Aku menoleh. Lemari es itu masih terbuka. Lampu di dalamnya berkedip-kedip. Dan di rak paling bawah—tempat tadi ada kotak kardus—sekarang duduk seorang anak laki-laki. Usia sekitar tujuh tahun. Memakai piama biru. Wajahnya pucat.

Wajahku. Wajah aku waktu kecil.

"Halo," katanya. "Aku yang menulis buku itu."

•••

"Ayahmu tidak pernah ada," kata anak kecil itu. Suaranya anehnya dewasa. "Aku menciptakannya. Aku menciptakan semuanya. Topi merah, lemari es, perceraian, bahkan kematiannya. Karena aku butuh seseorang yang bisa aku salahkan."

Aku menatapnya. "Kamu aku?"

"Kamu aku. Namun kamu lupa. Kamu lupa bahwa kamu bukan manusia. Kamu adalah perasaan bersalah yang mengambil bentuk manusia. Dan satu-satunya cara kamu bisa eksis adalah dengan terus menciptakan cerita tentang ayah yang menyelamatkan dunia dari 'Yang Tidak Diundang'—padahal Yang Tidak Diundang itu adalah kamu. Kamu lari dari dirimu sendiri, lalu kamu ciptakan ayah untuk mengejarmu."
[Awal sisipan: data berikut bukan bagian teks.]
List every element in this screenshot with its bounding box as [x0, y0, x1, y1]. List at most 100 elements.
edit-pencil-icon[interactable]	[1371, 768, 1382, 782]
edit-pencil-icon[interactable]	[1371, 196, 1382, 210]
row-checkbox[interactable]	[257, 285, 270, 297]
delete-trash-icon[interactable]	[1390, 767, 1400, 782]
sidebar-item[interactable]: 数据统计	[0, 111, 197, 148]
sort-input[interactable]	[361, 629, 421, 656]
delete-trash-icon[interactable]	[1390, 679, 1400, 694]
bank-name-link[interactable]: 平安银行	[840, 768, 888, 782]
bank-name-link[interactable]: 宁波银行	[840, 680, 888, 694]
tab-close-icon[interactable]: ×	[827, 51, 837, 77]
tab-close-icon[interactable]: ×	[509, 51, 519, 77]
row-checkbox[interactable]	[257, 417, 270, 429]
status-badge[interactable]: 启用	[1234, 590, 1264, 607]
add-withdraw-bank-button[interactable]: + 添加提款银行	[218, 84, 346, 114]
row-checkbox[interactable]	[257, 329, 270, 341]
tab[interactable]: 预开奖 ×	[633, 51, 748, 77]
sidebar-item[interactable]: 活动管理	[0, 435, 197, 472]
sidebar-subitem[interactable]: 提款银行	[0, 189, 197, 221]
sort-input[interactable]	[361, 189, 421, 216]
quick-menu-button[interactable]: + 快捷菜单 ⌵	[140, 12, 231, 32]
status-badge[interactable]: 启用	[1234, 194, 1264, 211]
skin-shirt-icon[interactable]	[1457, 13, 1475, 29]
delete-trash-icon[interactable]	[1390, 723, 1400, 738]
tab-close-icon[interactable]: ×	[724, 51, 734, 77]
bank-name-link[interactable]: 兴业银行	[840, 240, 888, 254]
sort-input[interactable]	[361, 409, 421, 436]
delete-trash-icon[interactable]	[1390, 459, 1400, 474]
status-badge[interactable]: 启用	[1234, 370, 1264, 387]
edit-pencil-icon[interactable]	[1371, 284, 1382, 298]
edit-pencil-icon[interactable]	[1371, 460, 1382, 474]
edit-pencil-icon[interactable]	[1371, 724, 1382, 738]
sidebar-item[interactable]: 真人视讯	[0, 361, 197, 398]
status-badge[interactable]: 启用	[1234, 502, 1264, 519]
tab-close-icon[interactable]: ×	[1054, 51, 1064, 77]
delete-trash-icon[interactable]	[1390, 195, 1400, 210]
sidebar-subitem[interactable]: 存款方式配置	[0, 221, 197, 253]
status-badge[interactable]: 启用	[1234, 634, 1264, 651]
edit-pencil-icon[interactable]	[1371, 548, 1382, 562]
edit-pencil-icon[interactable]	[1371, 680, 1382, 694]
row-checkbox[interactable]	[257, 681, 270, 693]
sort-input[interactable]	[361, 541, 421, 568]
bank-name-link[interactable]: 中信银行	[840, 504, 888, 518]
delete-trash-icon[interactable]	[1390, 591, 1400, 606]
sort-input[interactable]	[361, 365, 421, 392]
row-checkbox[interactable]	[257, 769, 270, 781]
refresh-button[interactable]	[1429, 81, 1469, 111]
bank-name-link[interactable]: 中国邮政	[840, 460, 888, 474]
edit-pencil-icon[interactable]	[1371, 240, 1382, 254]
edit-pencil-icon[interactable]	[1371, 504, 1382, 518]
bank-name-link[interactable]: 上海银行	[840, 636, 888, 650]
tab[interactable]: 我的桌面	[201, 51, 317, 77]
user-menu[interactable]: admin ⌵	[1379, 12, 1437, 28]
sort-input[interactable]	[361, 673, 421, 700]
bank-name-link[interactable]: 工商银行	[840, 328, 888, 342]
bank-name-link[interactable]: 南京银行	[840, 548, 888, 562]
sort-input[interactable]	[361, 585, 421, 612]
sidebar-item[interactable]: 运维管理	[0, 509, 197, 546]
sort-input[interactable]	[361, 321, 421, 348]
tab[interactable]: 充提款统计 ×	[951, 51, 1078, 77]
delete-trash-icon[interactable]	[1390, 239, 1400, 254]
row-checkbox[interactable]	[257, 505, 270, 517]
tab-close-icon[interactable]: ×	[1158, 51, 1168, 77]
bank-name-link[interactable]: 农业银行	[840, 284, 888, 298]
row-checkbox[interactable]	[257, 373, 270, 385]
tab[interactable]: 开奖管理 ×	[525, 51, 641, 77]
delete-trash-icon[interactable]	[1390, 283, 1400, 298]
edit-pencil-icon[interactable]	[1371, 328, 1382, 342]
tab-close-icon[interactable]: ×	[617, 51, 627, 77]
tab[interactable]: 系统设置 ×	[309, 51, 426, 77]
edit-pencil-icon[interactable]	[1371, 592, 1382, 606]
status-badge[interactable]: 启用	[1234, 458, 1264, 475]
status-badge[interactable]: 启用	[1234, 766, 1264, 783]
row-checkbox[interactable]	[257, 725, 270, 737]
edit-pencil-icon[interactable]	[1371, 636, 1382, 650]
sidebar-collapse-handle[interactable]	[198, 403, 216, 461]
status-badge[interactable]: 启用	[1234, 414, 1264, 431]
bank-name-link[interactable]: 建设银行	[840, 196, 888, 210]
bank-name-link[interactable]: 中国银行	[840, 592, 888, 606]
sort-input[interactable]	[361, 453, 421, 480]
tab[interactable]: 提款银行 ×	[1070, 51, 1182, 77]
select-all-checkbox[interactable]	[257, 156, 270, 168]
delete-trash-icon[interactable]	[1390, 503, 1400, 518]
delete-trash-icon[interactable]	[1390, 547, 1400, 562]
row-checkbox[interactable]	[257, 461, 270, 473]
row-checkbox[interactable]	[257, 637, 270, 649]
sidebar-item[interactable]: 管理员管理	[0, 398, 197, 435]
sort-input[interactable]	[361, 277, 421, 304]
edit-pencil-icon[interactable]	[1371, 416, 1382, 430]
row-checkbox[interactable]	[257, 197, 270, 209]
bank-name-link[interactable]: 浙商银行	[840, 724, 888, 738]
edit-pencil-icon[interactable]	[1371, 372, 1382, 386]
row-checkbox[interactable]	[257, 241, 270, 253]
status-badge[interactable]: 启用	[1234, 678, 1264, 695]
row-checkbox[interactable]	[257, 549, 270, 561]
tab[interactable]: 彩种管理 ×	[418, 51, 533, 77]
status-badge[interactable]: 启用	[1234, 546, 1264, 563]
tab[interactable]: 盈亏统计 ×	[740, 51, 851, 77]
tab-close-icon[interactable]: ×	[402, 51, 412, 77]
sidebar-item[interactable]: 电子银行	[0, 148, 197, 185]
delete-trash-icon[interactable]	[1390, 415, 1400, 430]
Tubuh ayah di ambang pintu mulai meleleh. Seperti lilin. Wajahnya masih tersenyum, tapi matanya kosong.

"Aku bosan," kata anak kecil itu. "Aku sudah jadi perasaan bersalah selama empat puluh tahun. Aku ingin jadi sesuatu yang lain."

"Jadi apa?"

"Dendam."

5. Plot Twist di Dalam Plot di Dalam Plot (Lapis Dua)

Lemari es itu mati. Lampunya padam. Dengungan berhenti. Dan dari kegelapan, suara ibu muncul.

"Jangan percaya padanya," kata ibu. Tapi ibuku tidak ada di dapur. Suaranya keluar dari mulut anak kecil itu. Mulut yang bergerak tanpa suara—tapi suara ibu terdengar jelas. "Anak kecil itu bukan kamu. Anak kecil itu adalah topi merah. Topi merah itu hidup. Dia bisa mengambil bentuk apa pun. Dan dia ingin kamu membenciku."

"Aku tidak membenci ibu," kataku. Tapi entah kenapa kata-kata itu terasa tipis.

"Tentu saja kamu membenciku," kata anak kecil itu, sekarang dengan suaranya sendiri lagi. "Ibu meninggalkan ayah. Ibu meninggalkan kamu. Ibu memilih untuk percaya bahwa ayah gila, padahal ayah sedang berusaha melindungi kalian berdua. Dan kamu, anak manis, kamu membenci ibu karena kamu takut kamu akan melakukan hal yang sama. Meninggalkan seseorang yang kamu cintai saat mereka paling membutuhkanmu."

Mataku perih.

"Tapi itu bukan kebenaran," kata anak kecil itu. "Itu hanya cerita yang aku buat. Kebenarannya jauh lebih membosankan."

6. Plot Twist di Dalam Plot di Dalam Plot di Dalam Plot (Lapis Tiga)

Anak kecil itu berdiri. Piayamanya basah. Dia berjalan keluar dari lemari es, meninggalkan jejak air di lantai keramik. Dia mendekatiku. Sangat dekat. Hidungnya hampir menyentuh hidungku.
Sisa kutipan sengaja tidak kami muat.